Weeks later, upon checking my Blackberry there was a message from the Registrar’s Office asking me to contact them.  The first thought that came to my head was “why does the Registrar want to speak to me?”  Long story short, I was accepted into the program.  Within weeks, I went from planning a vacation to Martha’s Vineyard to finding the quiet room in my local library

What has surprised me the most this semester is the immeasurable support that I have received from my family, friends, workplace, and the university.  Everyone has rallied around me to offer their support, guidance, and love.  Likewise, one of the things that surprised me about myself has been my tenacity.  I have always had a can do spirit, but I have to admit I was very nervous about the whole graduate school “thing” especially- Social Media.

I’m not a techie type.  Technology has ever really been my thing outside of the workplace.  There have been several times when I’ve pinched myself in class just as remind myself that my contribution, my thoughts, etc. were just as valuable as the next students, even if I didn’t quite understand the subject matter. 
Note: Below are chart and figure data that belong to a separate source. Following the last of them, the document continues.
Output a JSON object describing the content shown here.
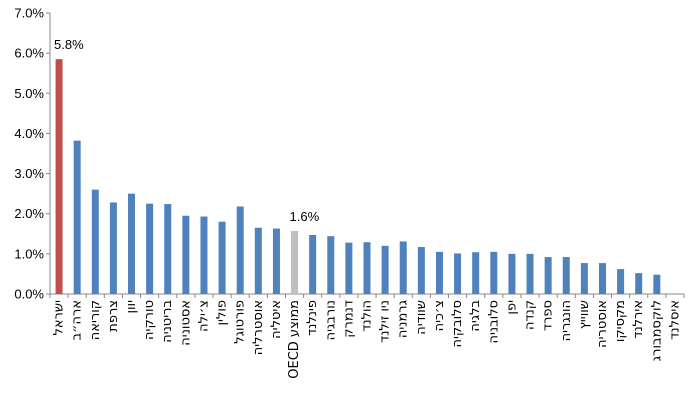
{
  "chart_data": {
    "type": "bar",
    "categories": [
      "ישראל",
      "ארה״ב",
      "קוריאה",
      "צרפת",
      "יוון",
      "טורקיה",
      "בריטניה",
      "אסטוניה",
      "צ׳ילה",
      "פולין",
      "פורטוגל",
      "אוסטרליה",
      "איטליה",
      "OECD ממוצע",
      "פינלנד",
      "נורבגיה",
      "דנמרק",
      "הולנד",
      "ניו זילנד",
      "גרמניה",
      "שוודיה",
      "צ׳כיה",
      "סלובקיה",
      "בלגיה",
      "סלובניה",
      "יפן",
      "קנדה",
      "ספרד",
      "הונגריה",
      "שווייץ",
      "אוסטריה",
      "מקסיקו",
      "אירלנד",
      "לוקסמבורג",
      "איסלנד"
    ],
    "values": [
      5.85,
      3.82,
      2.6,
      2.28,
      2.5,
      2.25,
      2.24,
      1.95,
      1.93,
      1.8,
      2.18,
      1.65,
      1.63,
      1.57,
      1.47,
      1.44,
      1.28,
      1.29,
      1.2,
      1.31,
      1.17,
      1.05,
      1.01,
      1.04,
      1.05,
      1.0,
      1.0,
      0.92,
      0.92,
      0.77,
      0.77,
      0.62,
      0.52,
      0.48,
      0.0
    ],
    "highlight": {
      "0": "#C0504D",
      "13": "#BFBFBF"
    },
    "bar_color": "#4F81BD",
    "data_labels": [
      {
        "index": 0,
        "text": "5.8%"
      },
      {
        "index": 13,
        "text": "1.6%"
      }
    ],
    "yticks": [
      "0.0%",
      "1.0%",
      "2.0%",
      "3.0%",
      "4.0%",
      "5.0%",
      "6.0%",
      "7.0%"
    ],
    "ylim": [
      0,
      7
    ],
    "title": "",
    "xlabel": "",
    "ylabel": "",
    "grid": false,
    "legend": "none"
  }
}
Early in the semester, I dropped one of my courses because I wasn’t sure if I could handle a full-time job and graduate school.  I thought it was better to take one course, and give myself a chance to become acclimated to school lieu of taking two courses and drowning.  In the end, I’m glad that I selected Social Media (not because you guys are reading this post), but because I believe it has redefined and broadened my scope of being.

As a result, I have seen my productivity increase at work and school. The tools that I use to communicate have definitely changed for the better; and I believe my overall thought process is much broader than it was 8 weeks ago. 

P.S., I publish a weekly blog.  Who could have ever known?